Dün bir yabancının arkasından kapıdan girdiğim iki durum vardı ve yabancının bir sonraki kişi için kapıyı açık tutması yerine suratıma kapatmasına izin verdi. Şimdi, New York'ta çalıştığımı fark ettim, bazı insanlar seni Umrumda Değil dünyanın başkenti olarak görüyor. Bu yüzden ilk kez olduğu için şaşırmadım, tren istasyonundan çıkarken herkesin acelesi vardı ve karşımdaki kişiyle kesinlikle hiçbir bağlantım yoktu.

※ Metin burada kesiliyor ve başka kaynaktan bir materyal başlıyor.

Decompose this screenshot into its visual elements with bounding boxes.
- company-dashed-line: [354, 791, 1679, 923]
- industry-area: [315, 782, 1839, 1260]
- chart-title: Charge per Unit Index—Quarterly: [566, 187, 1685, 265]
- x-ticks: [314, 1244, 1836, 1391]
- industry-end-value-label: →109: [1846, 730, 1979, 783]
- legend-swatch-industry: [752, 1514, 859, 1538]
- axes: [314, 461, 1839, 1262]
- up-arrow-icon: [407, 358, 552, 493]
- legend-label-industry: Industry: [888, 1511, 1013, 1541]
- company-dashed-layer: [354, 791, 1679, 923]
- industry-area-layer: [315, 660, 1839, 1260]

Ama aynı şirkette çalışan biri günün ilerleyen saatlerinde bir sunum yaptıktan sonra kapıyı suratıma kapattığında, bunun bir trend olup olmadığını merak etmeye başladım.

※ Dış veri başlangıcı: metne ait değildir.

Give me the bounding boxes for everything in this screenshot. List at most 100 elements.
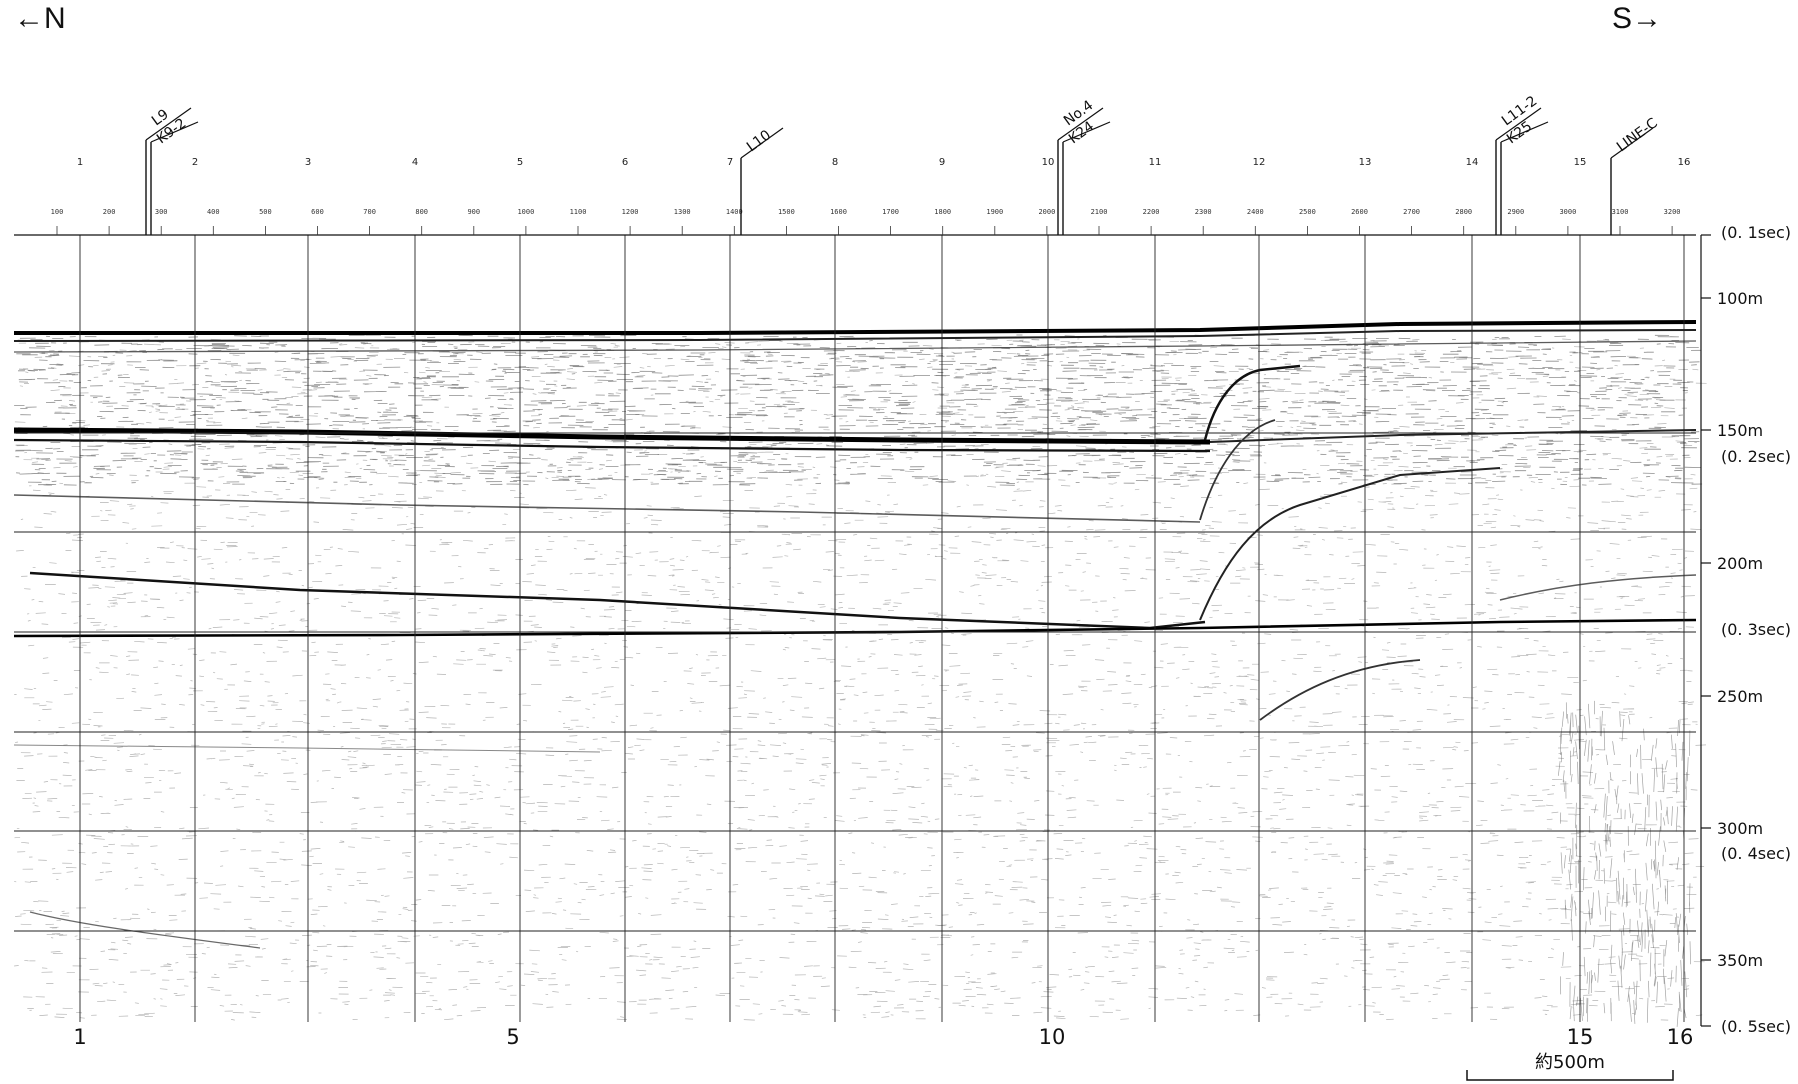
streak-texture [1557,700,1691,1027]
shot-point-label: 900 [467,208,480,216]
depth-label: (0. 4sec) [1721,844,1791,863]
shot-point-label: 1000 [517,208,534,216]
shot-point-label: 2500 [1299,208,1316,216]
crossing-line-leader [1057,107,1104,141]
shot-point-label: 2200 [1143,208,1160,216]
section-number-top: 1 [77,157,83,168]
crossing-line-leader-2 [150,121,199,143]
depth-label: (0. 3sec) [1721,620,1791,639]
section-number-top: 3 [305,157,311,168]
shot-point-label: 2700 [1403,208,1420,216]
section-number-top: 13 [1359,157,1372,168]
crossing-line-leader [145,107,192,141]
bottom-section-number: 16 [1667,1025,1694,1049]
shot-point-label: 2000 [1038,208,1055,216]
shallow-reflector [13,340,1697,353]
depth-label: (0. 1sec) [1721,223,1791,242]
shot-point-label: 1700 [882,208,899,216]
shot-point-label: 600 [311,208,324,216]
section-number-top: 7 [727,157,733,168]
flexure-upper [1203,364,1301,441]
shot-point-label: 700 [363,208,376,216]
section-number-top: 10 [1042,157,1055,168]
depth-label: 250m [1717,687,1763,706]
deep-reflector [29,911,261,949]
shot-point-label: 3000 [1559,208,1576,216]
section-number-top: 2 [192,157,198,168]
crossing-line-leader [1610,127,1654,159]
section-number-top: 14 [1466,157,1479,168]
shot-point-label: 1900 [986,208,1003,216]
depth-label: 100m [1717,289,1763,308]
shot-point-label: 1300 [674,208,691,216]
depth-axis: (0. 1sec) 100m 150m (0. 2sec) 200m (0. 3sec) 2… [1700,223,1791,1036]
strong-reflector-150m [13,427,1211,445]
shot-point-label: 100 [51,208,64,216]
depth-label: 350m [1717,951,1763,970]
scale-bar-label: 約500m [1535,1052,1605,1073]
shot-point-label: 3100 [1612,208,1629,216]
weak-reflector [13,744,601,753]
bottom-section-number: 10 [1039,1025,1066,1049]
shot-point-label: 2300 [1195,208,1212,216]
section-gridlines [14,234,1696,1022]
flexure-mid [1199,419,1276,521]
section-number-top: 11 [1149,157,1162,168]
depth-label: (0. 5sec) [1721,1017,1791,1036]
south-reflector-150m [1209,429,1697,443]
reflector-180m [13,494,1201,523]
section-number-top: 12 [1253,157,1266,168]
crossing-line-leader-2 [1500,121,1549,143]
section-number-top: 8 [832,157,838,168]
crossing-line-leader [740,127,784,159]
section-number-top: 16 [1678,157,1691,168]
section-number-top: 5 [517,157,523,168]
section-number-top: 4 [412,157,418,168]
shot-point-label: 200 [103,208,116,216]
bottom-section-number: 1 [73,1025,86,1049]
reflector-210m [29,571,1206,630]
reflector-0-3sec [13,618,1697,638]
shot-point-label: 2400 [1247,208,1264,216]
shot-point-label: 1400 [726,208,743,216]
shot-point-label: 400 [207,208,220,216]
depth-label: 200m [1717,554,1763,573]
shot-point-label: 2800 [1455,208,1472,216]
shot-point-label: 500 [259,208,272,216]
south-direction-label: S→ [1612,2,1663,35]
shot-point-label: 800 [415,208,428,216]
scale-bar: 約500m [1466,1052,1674,1081]
depth-label: 300m [1717,819,1763,838]
shot-point-label: 2600 [1351,208,1368,216]
bottom-section-number: 15 [1567,1025,1594,1049]
crossing-line-label: L9 [149,106,172,129]
shot-point-label: 2100 [1091,208,1108,216]
crossing-line-leader-2 [1062,121,1111,143]
shot-point-label: 3200 [1664,208,1681,216]
shot-point-label: 1100 [570,208,587,216]
bottom-section-numbers: 1 5 10 15 16 [73,1025,1693,1049]
depth-label: 150m [1717,421,1763,440]
shot-point-label: 300 [155,208,168,216]
scale-bar-line [1466,1070,1674,1081]
seismic-reflectors [13,320,1697,949]
upper-layer-strokes [14,334,1703,486]
dipping-reflector-250m [1259,659,1421,721]
section-number-top: 9 [939,157,945,168]
dipping-reflector-south [1499,574,1697,601]
strong-reflector-150m-b [13,438,1211,453]
bottom-section-number: 5 [506,1025,519,1049]
crossing-line-leader [1495,107,1542,141]
flexure-lower [1199,467,1501,621]
seafloor-reflector [14,320,1697,335]
crossing-line-label: LINE-C [1614,115,1661,155]
shot-point-label: 2900 [1507,208,1524,216]
shot-point-label: 1500 [778,208,795,216]
shot-point-label: 1200 [622,208,639,216]
north-direction-label: ←N [14,2,66,35]
depth-label: (0. 2sec) [1721,447,1791,466]
section-number-top: 6 [622,157,628,168]
section-number-top: 15 [1574,157,1587,168]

Benim geldiğim yerde, bir kapıdan geçtiğinizde, kapıyı tutabileceğiniz kimsenin gelip gelmediğinden emin olmak için arkanıza bakarsınız. Aynen böyle yapılır, tıpkı yemek bitene kadar peçetenizi masaya koymadığınız gibi, çünkü etrafınızdaki hiç kimse kirli çarşaflarınıza bakmak istemez. Ve bakkalda bir şey için ödeme yaptığınızda, size bozuk paranızı verirken kasiyere teşekkür edersiniz ve karşılığında size teşekkür ederim der. (Bu, hemen eklemeliyim, artık nadiren oluyor. Büyük market deneyimime göre, çoğu kasiyer, işverenlerine işlerini verip vermediğimi daha az umursamıyor ve kesinlikle hiçbir şey için bana teşekkür etmeyecekler.)

Seni Umrumda Değil'in başkentinde hâlâ kış olduğu için bugün huysuz muyum, yoksa medeni toplumun giderek daha tuhaf bir kavram gibi görünmesine üzülüyor muyum? Muhtemelen her ikisinden de biraz, ama daha çok ikincisi. Ortanca oğlum, bir sonraki kişi için kapıyı tutmayı sıklıkla unutan biri ve eğer hayatta bir şey başarmak istiyorsam, bu onun başka türlü öğrenmesini sağlamak. Şu andan itibaren, her unuttuğunda bu küçük annelik paniği yaşıyorum, ona önemli olan şeyleri öğretmeyi unutuyor muyum!?!?! İç çekmek. Görünüşe göre yalnız değilim.